These two paragraphs are pretty odd sitting next to each other: http://timfreeman.org/copyright_dip.png



I complained about that, but it was too late to do anything about it. (You don't usually even see those frontmatter pages during the book-writing/editing/proofing process.)


Why complain? It's a little funny: the latter paragraph ends "... without the prior written permission of the copyright owner and the publisher", which, apparently, the former paragraph grants. No?


I'm not sure this is the case here, but it might be the difference between the actual text itself and the representation, arrangement, and style of the text as exhibited in the book. This happens in music, where a given Mozart concerto, for example, is in the public domain, but that doesn't mean you can photocopy a given sheet music of the concerto and hand it out; the notes themselves are in the public domain, but the particular typesetting of the specific document is not.

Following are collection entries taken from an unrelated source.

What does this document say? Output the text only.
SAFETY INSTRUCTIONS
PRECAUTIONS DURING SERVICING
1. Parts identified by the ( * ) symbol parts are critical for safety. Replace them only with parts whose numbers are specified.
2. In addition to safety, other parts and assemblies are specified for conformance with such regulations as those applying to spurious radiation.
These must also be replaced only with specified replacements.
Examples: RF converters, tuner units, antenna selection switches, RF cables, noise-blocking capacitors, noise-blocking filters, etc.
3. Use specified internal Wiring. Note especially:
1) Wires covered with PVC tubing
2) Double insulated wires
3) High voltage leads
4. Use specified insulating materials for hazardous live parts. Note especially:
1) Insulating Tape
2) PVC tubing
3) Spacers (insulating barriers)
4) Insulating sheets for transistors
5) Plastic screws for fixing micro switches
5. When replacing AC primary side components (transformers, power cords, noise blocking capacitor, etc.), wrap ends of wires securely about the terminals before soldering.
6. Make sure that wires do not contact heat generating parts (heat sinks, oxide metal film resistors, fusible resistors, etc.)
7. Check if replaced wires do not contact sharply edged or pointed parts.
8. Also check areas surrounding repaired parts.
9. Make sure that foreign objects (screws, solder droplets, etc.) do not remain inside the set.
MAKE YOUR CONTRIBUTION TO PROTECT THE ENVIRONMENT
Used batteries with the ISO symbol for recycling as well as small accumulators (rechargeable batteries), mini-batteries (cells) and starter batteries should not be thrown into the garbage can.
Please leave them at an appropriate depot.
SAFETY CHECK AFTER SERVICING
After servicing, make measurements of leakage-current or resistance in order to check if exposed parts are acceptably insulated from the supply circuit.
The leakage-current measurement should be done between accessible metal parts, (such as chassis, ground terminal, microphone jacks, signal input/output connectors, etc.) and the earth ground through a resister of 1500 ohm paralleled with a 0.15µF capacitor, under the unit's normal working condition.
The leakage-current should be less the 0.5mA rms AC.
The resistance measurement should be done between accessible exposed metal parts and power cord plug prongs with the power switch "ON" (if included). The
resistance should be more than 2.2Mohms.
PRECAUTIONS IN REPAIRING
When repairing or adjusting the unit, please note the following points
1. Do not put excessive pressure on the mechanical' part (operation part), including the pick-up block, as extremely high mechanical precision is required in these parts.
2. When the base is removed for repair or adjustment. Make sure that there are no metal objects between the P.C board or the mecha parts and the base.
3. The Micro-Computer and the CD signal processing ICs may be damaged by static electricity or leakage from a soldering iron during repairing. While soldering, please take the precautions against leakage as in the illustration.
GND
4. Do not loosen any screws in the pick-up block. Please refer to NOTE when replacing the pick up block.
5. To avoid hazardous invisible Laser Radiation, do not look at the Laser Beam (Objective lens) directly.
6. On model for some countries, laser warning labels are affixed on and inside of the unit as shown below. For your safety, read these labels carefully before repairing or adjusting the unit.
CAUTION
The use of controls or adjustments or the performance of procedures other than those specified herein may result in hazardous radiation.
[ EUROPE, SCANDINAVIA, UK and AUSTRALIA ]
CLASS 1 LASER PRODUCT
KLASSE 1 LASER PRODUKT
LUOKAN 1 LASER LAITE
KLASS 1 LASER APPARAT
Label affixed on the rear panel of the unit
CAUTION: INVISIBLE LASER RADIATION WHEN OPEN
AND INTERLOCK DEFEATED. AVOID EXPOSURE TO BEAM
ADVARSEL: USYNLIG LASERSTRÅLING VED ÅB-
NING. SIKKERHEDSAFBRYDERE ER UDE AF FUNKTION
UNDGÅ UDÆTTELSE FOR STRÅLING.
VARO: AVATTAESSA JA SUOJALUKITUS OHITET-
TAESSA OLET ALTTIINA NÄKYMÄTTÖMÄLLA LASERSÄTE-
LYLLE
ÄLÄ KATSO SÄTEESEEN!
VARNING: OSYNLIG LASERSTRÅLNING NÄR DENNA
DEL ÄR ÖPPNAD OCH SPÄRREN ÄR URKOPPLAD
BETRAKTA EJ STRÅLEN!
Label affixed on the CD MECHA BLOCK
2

This was an issue recently with the Google Book Search deal. Even though the books were out of copyright or orphaned, Google owned the copyright to the scans, and would only give a non-transferable license back to the universities.


Scanning a public domain work doesn't give you copyright over it. See Bridgeman Art Library v. Corel Corp.


"...which ruled that exact photographic copies of public domain images could not be protected by copyright because the copies lack originality." http://en.wikipedia.org/wiki/Bridgeman_Art_Library_v._Corel_....


Google was probably giving a limited license on the collection copyright, which is much less protective than "normal" copyright.

It's harder to google for that term than many other copyright terms, but here it is from the horse's mouth: http://www.sacred-texts.com/sect103.htm

Google does have a copyright on the collection as a whole, even as they do not gain any extra rights on the underlying public domain material. It's sort of weird, but it does make sense.


I see the first paragraph as being "written permission" to "copy distribute and/or modify" the document under some quite specific conditions, and the second as reserving all other rights.

But yeah, it _does_ look strange...


It also says "prior written permission"...maybe it's a joke because the permission is granted by the prior paragraph?